ROY Award Comes Back to Oakland

Some are debating the decision, saying Rick Porcello or Elvis Andrus deserved the award more, but this morning, Athletics reliever Andrew Bailey was named AL Rookie of the Year. Many would argue that Porcello had more of an impact for a contending team. Some would also argue that Andrus deserved it for playing shortstop every day for a team that made a run at the postseason. Amid all these facts, no one can really say anything to take away from what Bailey’s done. Last year at this time, Bailey was buried in the A’s minor league system. He spent the year in AA-Midland, getting roughed up as a starter. This year, he made the change to reliever, and was expected to start the season in AAA-Sacramento. Well, Bailey never arrived. Instead, he overcame longshot odds to win a spot on the big league roster. A month or so later, he was named the A’s closer and his job security never wavered all season long.

In July, he made the all-star team. Obviously that has a lot to do with Oakland not having a clear all-star. I would’ve named Kurt Suzuki, but that’s just me. At any rate, as we look back at Bailey’s final numbers for the season, it only proves he did deserve to be an all-star.
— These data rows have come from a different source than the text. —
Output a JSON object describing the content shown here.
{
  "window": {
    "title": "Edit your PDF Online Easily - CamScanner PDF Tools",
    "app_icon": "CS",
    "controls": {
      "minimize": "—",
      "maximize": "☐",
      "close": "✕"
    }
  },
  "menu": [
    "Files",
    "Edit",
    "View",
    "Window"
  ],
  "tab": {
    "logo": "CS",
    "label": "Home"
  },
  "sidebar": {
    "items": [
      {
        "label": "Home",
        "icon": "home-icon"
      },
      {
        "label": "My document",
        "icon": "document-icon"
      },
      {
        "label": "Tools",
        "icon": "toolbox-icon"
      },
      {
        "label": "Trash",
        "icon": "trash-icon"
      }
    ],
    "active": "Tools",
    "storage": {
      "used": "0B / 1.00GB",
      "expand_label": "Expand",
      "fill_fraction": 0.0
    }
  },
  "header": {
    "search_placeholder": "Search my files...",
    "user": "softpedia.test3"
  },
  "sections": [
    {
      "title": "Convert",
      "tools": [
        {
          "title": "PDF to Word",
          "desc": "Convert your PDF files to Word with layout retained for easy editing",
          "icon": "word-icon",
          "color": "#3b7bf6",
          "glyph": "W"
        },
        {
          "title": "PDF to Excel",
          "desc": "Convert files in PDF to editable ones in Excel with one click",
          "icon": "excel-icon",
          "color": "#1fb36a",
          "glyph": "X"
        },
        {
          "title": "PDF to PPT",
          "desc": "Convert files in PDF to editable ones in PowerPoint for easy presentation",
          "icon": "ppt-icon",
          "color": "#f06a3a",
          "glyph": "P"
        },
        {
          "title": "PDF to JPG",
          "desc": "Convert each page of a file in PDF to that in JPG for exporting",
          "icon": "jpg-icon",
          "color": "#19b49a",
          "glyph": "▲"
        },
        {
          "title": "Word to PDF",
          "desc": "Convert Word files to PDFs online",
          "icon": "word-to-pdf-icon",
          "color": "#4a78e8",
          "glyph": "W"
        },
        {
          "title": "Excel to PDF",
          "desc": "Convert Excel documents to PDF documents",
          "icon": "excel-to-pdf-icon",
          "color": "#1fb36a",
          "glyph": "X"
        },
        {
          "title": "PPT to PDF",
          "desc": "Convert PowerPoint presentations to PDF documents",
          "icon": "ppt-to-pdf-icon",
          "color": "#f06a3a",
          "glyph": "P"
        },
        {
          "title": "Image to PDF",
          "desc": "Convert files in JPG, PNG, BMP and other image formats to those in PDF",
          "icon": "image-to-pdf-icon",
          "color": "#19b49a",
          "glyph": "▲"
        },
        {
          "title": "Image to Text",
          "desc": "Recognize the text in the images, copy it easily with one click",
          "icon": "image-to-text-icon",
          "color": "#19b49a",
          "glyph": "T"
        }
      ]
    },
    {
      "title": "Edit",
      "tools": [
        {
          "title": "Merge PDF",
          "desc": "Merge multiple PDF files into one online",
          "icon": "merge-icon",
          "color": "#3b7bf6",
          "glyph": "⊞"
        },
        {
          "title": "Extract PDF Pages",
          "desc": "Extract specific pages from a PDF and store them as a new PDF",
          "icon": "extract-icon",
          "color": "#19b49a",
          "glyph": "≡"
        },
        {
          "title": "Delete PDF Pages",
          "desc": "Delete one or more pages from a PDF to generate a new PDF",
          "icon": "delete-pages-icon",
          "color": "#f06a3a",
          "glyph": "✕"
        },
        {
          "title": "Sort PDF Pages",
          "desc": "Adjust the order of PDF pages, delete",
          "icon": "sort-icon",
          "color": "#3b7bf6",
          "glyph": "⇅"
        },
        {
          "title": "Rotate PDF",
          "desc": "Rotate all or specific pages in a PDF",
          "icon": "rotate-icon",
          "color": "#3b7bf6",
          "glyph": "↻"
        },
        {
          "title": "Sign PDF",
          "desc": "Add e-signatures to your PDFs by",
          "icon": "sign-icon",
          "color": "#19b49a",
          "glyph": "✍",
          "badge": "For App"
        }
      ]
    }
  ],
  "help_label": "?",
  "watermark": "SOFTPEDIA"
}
After all, he finished with the second best ERA, behind only the immortal Mariano Rivera, and firmly one spot ahead of Jonathan Papelbon.  All this while throwing 15+ innings more than either of them, compiling a 91-24 K:BB ratio, and rattling off 21 straight converted saves to finish the season. I could throw more numbers out, but the point is that Bailey deserved the award. Perhaps in any of the previous four seasons, he doesn’t win it, but this year he was the best. The only knock on him I’ve heard is the fact that he plays for a poor team. If he were an offensive player, I might agree with that, but as a closer, you’re not facing your own team, you’re facing the Angels, and the Rangers, among others. All this really says is if he played for a different team, he would’ve had even MORE saves. Congratulations Andrew. I would say it’s too bad we never got to work together in Sacramento, but obviously things worked out better by jumping straight to Oakland. Besides, let’s be honest, Bailey wasn’t even a top prospect before this season anyway.

About mceezy

Let's Go Oakland....clap, clap, clap clap clap View all posts by mceezy

5 responses to “ROY Award Comes Back to Oakland

  • tophatal


    It’s all well and good the A’s having these young prospects . But amounts to nothing more than a hill of beans in the end. As we all know that this kid’ll end up in one of the bigger markets in the end. It’s not as if they’ve been known to try and retain their best players in recent history.
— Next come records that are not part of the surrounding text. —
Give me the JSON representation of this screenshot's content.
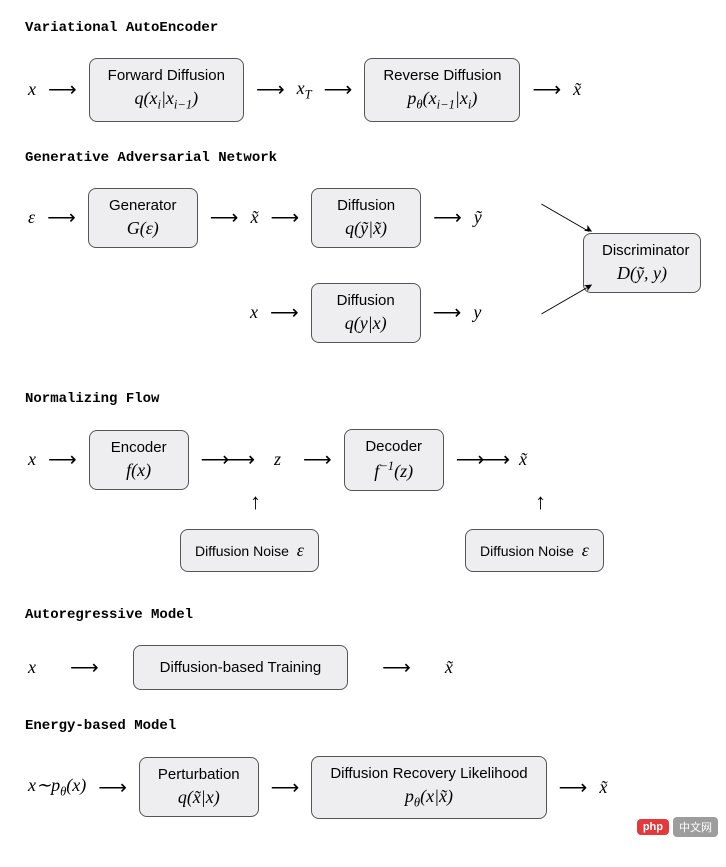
{
  "vae": {
    "title": "Variational AutoEncoder",
    "in": "x",
    "box1_title": "Forward Diffusion",
    "box1_formula": "q(xᵢ|xᵢ₋₁)",
    "mid": "x_T",
    "box2_title": "Reverse Diffusion",
    "box2_formula": "p_θ(xᵢ₋₁|xᵢ)",
    "out": "x̃"
  },
  "gan": {
    "title": "Generative Adversarial Network",
    "in": "ε",
    "gen_title": "Generator",
    "gen_formula": "G(ε)",
    "xgen": "x̃",
    "diff1_title": "Diffusion",
    "diff1_formula": "q(ỹ|x̃)",
    "ygen": "ỹ",
    "xreal": "x",
    "diff2_title": "Diffusion",
    "diff2_formula": "q(y|x)",
    "yreal": "y",
    "disc_title": "Discriminator",
    "disc_formula": "D(ỹ, y)"
  },
  "flow": {
    "title": "Normalizing Flow",
    "in": "x",
    "enc_title": "Encoder",
    "enc_formula": "f(x)",
    "mid": "z",
    "dec_title": "Decoder",
    "dec_formula": "f⁻¹(z)",
    "out": "x̃",
    "noise1": "Diffusion Noise  ε",
    "noise2": "Diffusion Noise  ε"
  },
  "ar": {
    "title": "Autoregressive Model",
    "in": "x",
    "box": "Diffusion-based Training",
    "out": "x̃"
  },
  "ebm": {
    "title": "Energy-based Model",
    "in": "x∼p_θ(x)",
    "pert_title": "Perturbation",
    "pert_formula": "q(x̃|x)",
    "rec_title": "Diffusion Recovery Likelihood",
    "rec_formula": "p_θ(x|x̃)",
    "out": "x̃"
  },
  "watermark": {
    "badge": "php",
    "text": "中文网"
  }
}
    There’s little if any money at all within the A’s organization. They’re virtually one of the also rans once the season comes around. But for three or four good months they’re all the rage and then just fade out like a flickering match.

    Alan Parkins

  • mceezy

    I think it’s a common misconception that the A’s don’t have a lot of money. They play in one of the smaller markets and obviously tend to have one of the smaller payrolls, but the owner has money. I believe he shelled out a good portion of it this last year on the Holliday acquisition, along with Giambi, Cabrera, and Nomar. In the big picture though, he’s probably saving his money until if/when he builds the new stadium. California taxpayers rarely approve public funds for stadiums, so he’ll need to cover most of it. Look for an increased payroll if/when it ever gets built.

    • tophatal


      The fact of the matter is the A’s have never been predisposed to spending money on players. And that’s the way that the ownership conducts its business. They’d rather be frugal scrimping and cutting corners to save every last red cent they possibly can. And that’s really down to the hierarchy of MLB and their archaic way of conducting business.

      It’s plain to see that sooner or later the bottom is going to fall out of it all. There’ll be one or two teams that’ll have to be folded. You don’t need to be a finance major to understand it but it does help.

      Alan Parkins

  • chappy81

    As long as he’s not the next Bobby Crosby, I really like his upside! I think I’ve liked him since the first time I saw him pitch, he’s overpowering and actually has control!

    I’m pretty pumped to see what they do with the roster this year. I hope instead of signing six old guys they sign one really solid guy, that turns out better than Holliday!